As an AI/ML Engineer at Zeals you will design, build and optimise the machine learning models and underlying infrastructure that power our Conversational Commerce platform. You are proficient in applying cutting edge LLMs, RAG pipelines, and vector search, alongside classical supervised and unsupervised ML algorithms for intent classification, recommendation, and user behavior prediction. You will own the entire model lifecycle, data collection, feature engineering, training, evaluation, deployment and online monitoring, and work closely with product, backend and data teams to convert state of the art research into reliable, scalable and secure production systems that keep our chatbots smarter, safer and more natural.
Responsibilities
- AI / ML & NLP Research & Optimisation
- Design, train and maintain LLMs, RAG pipelines, vector retrieval modules , and classical ML models (e.g. intent classification, recommendation, anomaly detection).
- Build multilingual NLP components such as named entity recognition (NER), sentiment analysis and topic modelling for Japanese, Chinese and English.
- Apply prompt engineering, fine tuning, quantisation and distillation to maximise accuracy, latency and cost efficiency.
- Own the full model lifecycle data collection, feature engineering, training, evaluation and iterative improvement.
- Production Deployment & Continuous Delivery
- Partner with backend, data engineering and product teams to deploy models on AWS / GCP with CI/CD, blue green or canary releases, online monitoring and A/B testing.
- Build horizontally scalable training, inference and monitoring architectures (Docker / Kubernetes / serverless) to ensure high availability and low latency.
- Orchestrate end to end ML pipelines with Airflow, Kubeflow or similar , and maintain a model registry & feature store.
- Research & Technology Scouting
- Track cutting edge AI/ML/NLP papers and open source projects; quickly prototype, benchmark and translate promising ideas into product value.
- Conduct offline and online experiments, reporting metrics such as precision@k, recall, latency and serving cost to guide roadmap decisions.
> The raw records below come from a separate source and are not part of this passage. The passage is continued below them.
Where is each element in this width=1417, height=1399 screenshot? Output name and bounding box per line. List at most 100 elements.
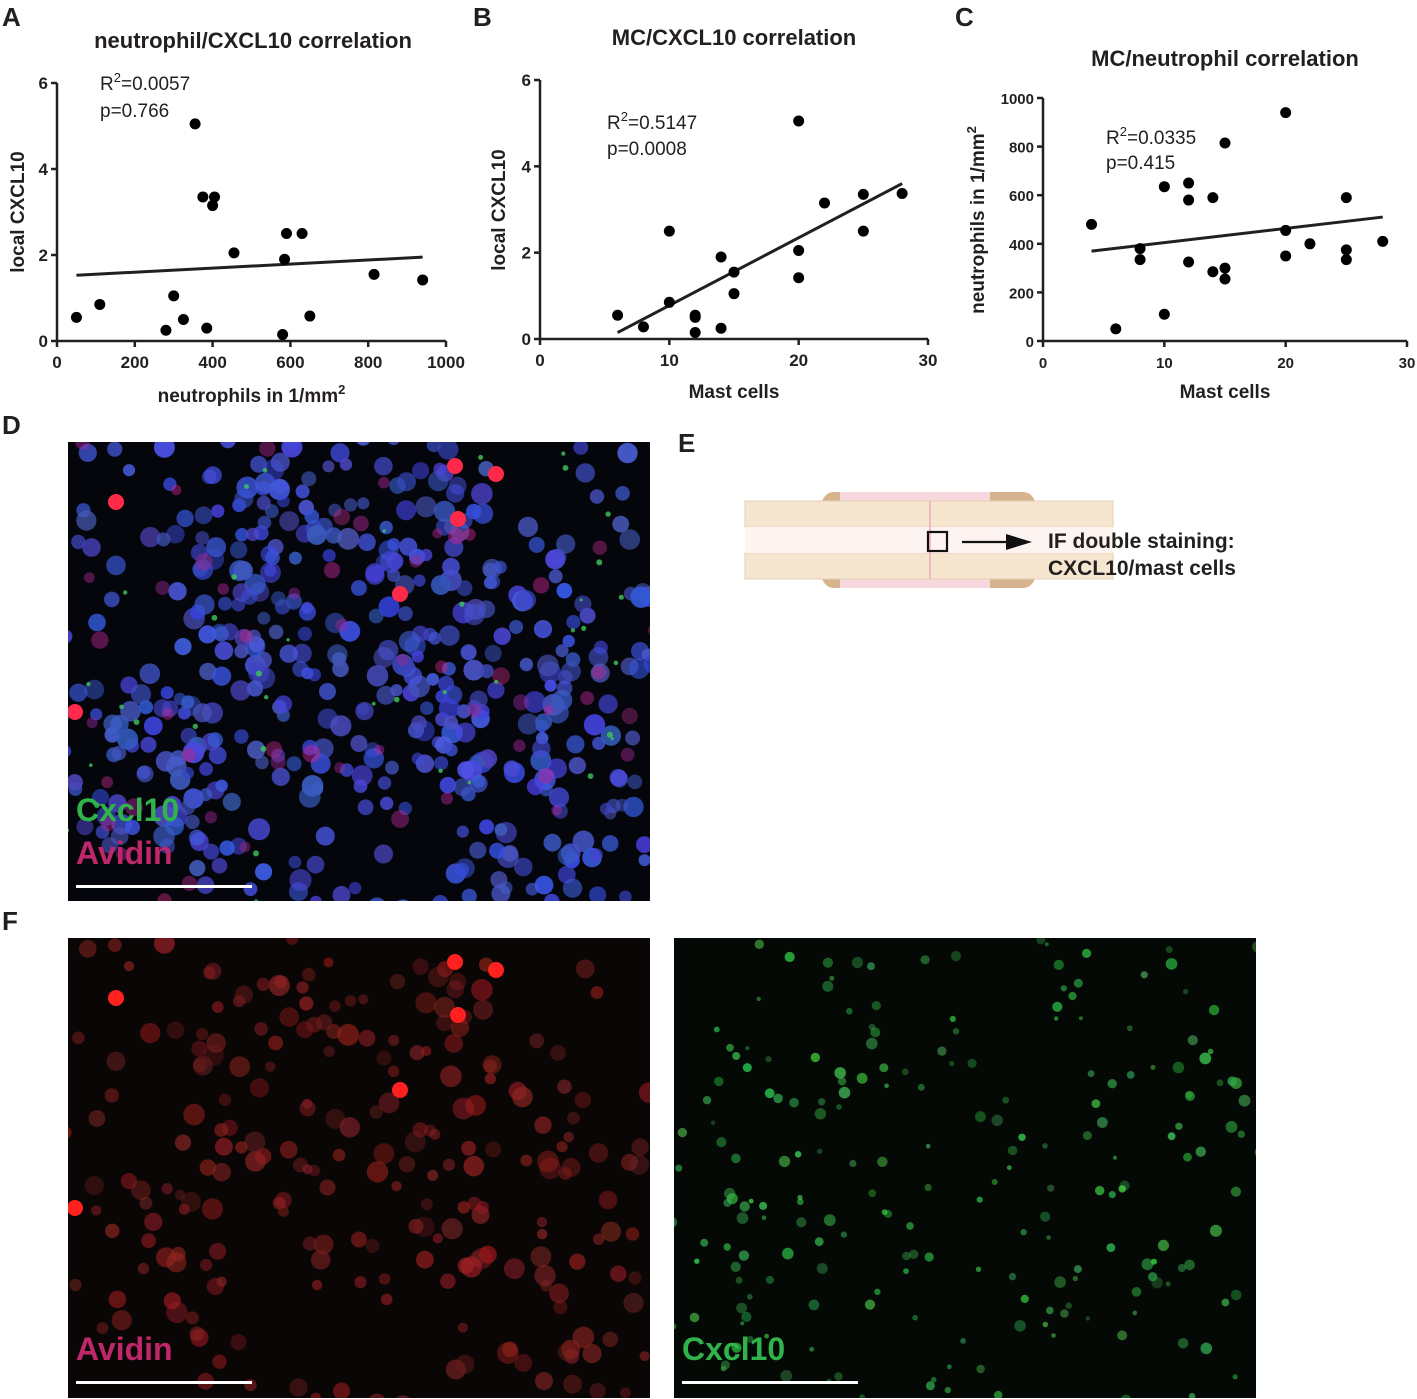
avidin-signal <box>350 1231 367 1248</box>
cxcl10-signal <box>1113 1155 1117 1160</box>
nucleus <box>562 634 575 648</box>
cxcl10-signal <box>746 1335 754 1343</box>
avidin-signal <box>101 776 114 789</box>
data-point <box>1183 194 1195 206</box>
nucleus <box>543 833 562 852</box>
cxcl10-signal <box>1148 1272 1158 1282</box>
data-point <box>689 327 701 339</box>
nucleus <box>434 756 449 771</box>
cxcl10-signal <box>794 1151 802 1158</box>
cxcl10-signal <box>754 939 764 949</box>
cxcl10-signal <box>1200 1342 1213 1355</box>
avidin-signal <box>467 703 482 718</box>
nucleus <box>122 464 136 477</box>
nucleus <box>415 496 437 518</box>
cxcl10-signal <box>1184 1259 1195 1271</box>
cxcl10-signal <box>866 1037 878 1050</box>
avidin-signal <box>440 792 453 805</box>
avidin-signal <box>299 996 314 1011</box>
nucleus <box>612 515 630 533</box>
nucleus <box>116 728 139 750</box>
data-point <box>1340 254 1352 266</box>
cxcl10-signal <box>765 1275 774 1284</box>
cxcl10-signal <box>1237 1130 1245 1138</box>
avidin-signal <box>539 1157 561 1180</box>
cxcl10-signal <box>851 956 864 969</box>
avidin-signal <box>625 1227 640 1241</box>
x-tick-label: 20 <box>789 351 808 370</box>
cxcl10-signal <box>254 899 258 901</box>
nucleus <box>378 596 400 618</box>
avidin-signal <box>157 893 172 901</box>
cxcl10-signal <box>694 1258 700 1264</box>
nucleus <box>328 503 342 517</box>
data-point <box>819 197 831 209</box>
nucleus <box>111 745 127 761</box>
nucleus <box>573 442 589 455</box>
nucleus <box>189 860 206 877</box>
cxcl10-signal <box>1118 1185 1126 1193</box>
cxcl10-signal <box>1183 989 1189 995</box>
cxcl10-signal <box>1208 1004 1220 1016</box>
avidin-signal <box>557 1342 577 1362</box>
cxcl10-signal <box>991 1114 1003 1126</box>
cxcl10-signal <box>1183 1152 1192 1162</box>
cxcl10-signal <box>808 1299 820 1311</box>
nucleus <box>247 740 266 759</box>
cxcl10-signal <box>925 1143 931 1149</box>
cxcl10-signal <box>94 802 100 808</box>
cxcl10-signal <box>286 638 290 642</box>
cxcl10-signal <box>868 1189 877 1198</box>
nucleus <box>535 713 553 731</box>
nucleus <box>271 767 290 786</box>
cxcl10-signal <box>244 484 249 489</box>
nucleus <box>528 536 545 553</box>
avidin-signal <box>378 1092 400 1114</box>
cxcl10-signal <box>816 1148 823 1155</box>
cxcl10-signal <box>86 682 91 687</box>
nucleus <box>188 829 205 846</box>
stain-label-cxcl10: Cxcl10 <box>76 792 180 828</box>
p-value-label: p=0.0008 <box>607 139 687 160</box>
data-point <box>160 324 172 336</box>
panel-label-a: A <box>2 2 21 32</box>
data-point <box>1134 254 1146 266</box>
nucleus <box>270 452 290 472</box>
cxcl10-signal <box>494 679 499 684</box>
avidin-signal <box>302 967 316 982</box>
cxcl10-signal <box>903 1268 909 1274</box>
cxcl10-signal <box>1085 1316 1090 1321</box>
y-axis-label: local CXCL10 <box>8 151 29 272</box>
avidin-signal <box>296 981 309 994</box>
x-tick-label: 0 <box>1039 355 1047 372</box>
cxcl10-signal <box>846 1007 853 1015</box>
avidin-signal <box>461 1140 476 1156</box>
nucleus <box>95 825 110 839</box>
avidin-signal <box>550 1045 566 1061</box>
cxcl10-signal <box>1073 978 1083 988</box>
avidin-signal <box>354 1276 367 1289</box>
avidin-signal <box>333 1382 350 1398</box>
avidin-signal <box>572 1326 595 1349</box>
nucleus <box>568 757 586 775</box>
cxcl10-signal <box>837 1077 847 1086</box>
cxcl10-signal <box>974 1111 986 1123</box>
cxcl10-signal <box>1221 1298 1230 1307</box>
nucleus <box>399 537 418 556</box>
cxcl10-signal <box>993 1390 1003 1398</box>
avidin-signal <box>141 1233 156 1249</box>
cxcl10-signal <box>123 590 128 595</box>
avidin-signal <box>201 1198 223 1220</box>
avidin-signal <box>449 973 467 991</box>
nucleus <box>643 655 650 674</box>
avidin-signal <box>412 1122 428 1138</box>
nucleus <box>557 846 577 866</box>
cxcl10-signal <box>917 1083 925 1091</box>
avidin-signal <box>535 1372 553 1391</box>
cxcl10-signal <box>836 1104 842 1110</box>
avidin-signal <box>286 938 299 945</box>
data-point <box>368 268 380 280</box>
cxcl10-signal <box>1020 1229 1027 1236</box>
data-point <box>296 228 308 239</box>
mast-cell <box>488 962 504 978</box>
- Internal Tooling & Knowledge Sharing
- Build automated experimentation platforms, reproducible notebooks and evaluation dashboards.
- Author best practice documentation, code samples and tech talks to uplift team skills and drive a culture of continuous learning.
Requirements
- 3+ years of hands on experience shipping AI/ML/NLP products, covering the full lifecycle from POC to production.
- Proven expertise in RAG system design and implementation, integrating vector databases (FAISS, Pinecone, Qdrant, etc.) with LLM generators.
- Proven expertise in designing, testing, and optimizing scalable, reusable prompts for conversational AI applications.
- Strong Python skills plus deep proficiency with PyTorch or TensorFlow.
- Practical experience with cloud deployment and containerisation (Docker/Kubernetes).
- Solid data engineering fundamentals, designing efficient ETL pipelines, feature stores and data quality controls.
Nice to haves
While not specifically required, tell us if you have any of the following.
- Japanese ability
- End to end MLOps experience: model versioning, ML centric CI/CD, feature stores, monitoring and automated retraining.
- Track record optimising large scale LLM inference for speed or cost (quantisation, distillation, LoRA, etc.).
- Background in conversational AI, voice interfaces or multilingual chatbots.
- Hands on experience with privacy (PII protection), generative AI risk management or security hardening.
- Open source contributions, peer reviewed publications or an active technical blog.
- Familiarity with AWS Bedrock / SageMaker, GCP Vertex AI, serverless architectures or GPU cluster cost optimisation.